I tried one of these for a couple of weeks, and I returned it to Best Buy today. There were so many things wrong with it I wouldn't even know where to begin. The PDF support on it was just ludicrous, so that's a necessary fix. Complete PDF support with highlighting and annotations just seems so, I dunno, obvious that having the pathetic and almost laughable support it does have really speaks volumes about their software engineering folks.
The plastic build of the device just feels incredibly cheap when you stack it up next to the Sony 350/650 devices or the iPad. For the kind of money Amazon wants for the DXG, they should be able to manage the same sort of build quality as Sony manages.

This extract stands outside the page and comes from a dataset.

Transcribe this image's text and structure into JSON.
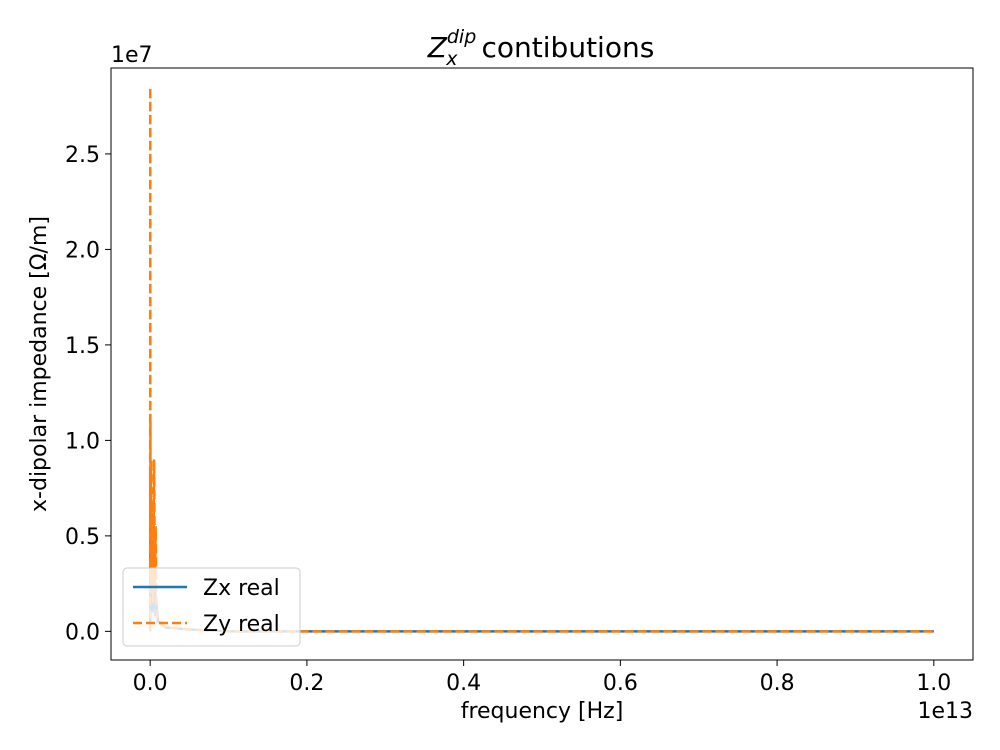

WiFi is, again, just so obvious.
I cannot imagine why implementing a basic web browser on a device with a screen size of the DXG should be such a challenge. Basically, so long as they eliminated video, there's no reason why the browser shouldn't just display a web page, period.
I don't really care about touch in general on a dedicated reader, but not having that silly keyboard would be nice.
Better format support for the overall clientele of this device, but personally I export my books as PDFs optimized for the screen size of the device I'm using so I can have more control over typography, so I don't really care much about mobi versus ePub, etc. - I never read books in those formats anyway.
And lastly, better dpi density. The 150 dpi of the DXG is approaching the horrible 133 dpi of the iPad, and given that the entire eInk industry is structured around the idea of reproducing an ink-on-paper experience, it's just silly that these devices aren't made to a minimum of 250+ dpi. I saw a news article a few years back where some company (might have been Epson, IIRC) demonstrated an eInk screen that had some unbelievable density like 350 dpi, or something in that neighborhood. Then I never heard anything more about it. In any case, the dpi of the DXG was really minimal at best, and with some fonts and point sizes it really became a problem.
All in all, I probably would have kept the device if it cost $200. For its actual price point, however, it fell well short of what I expected in quality.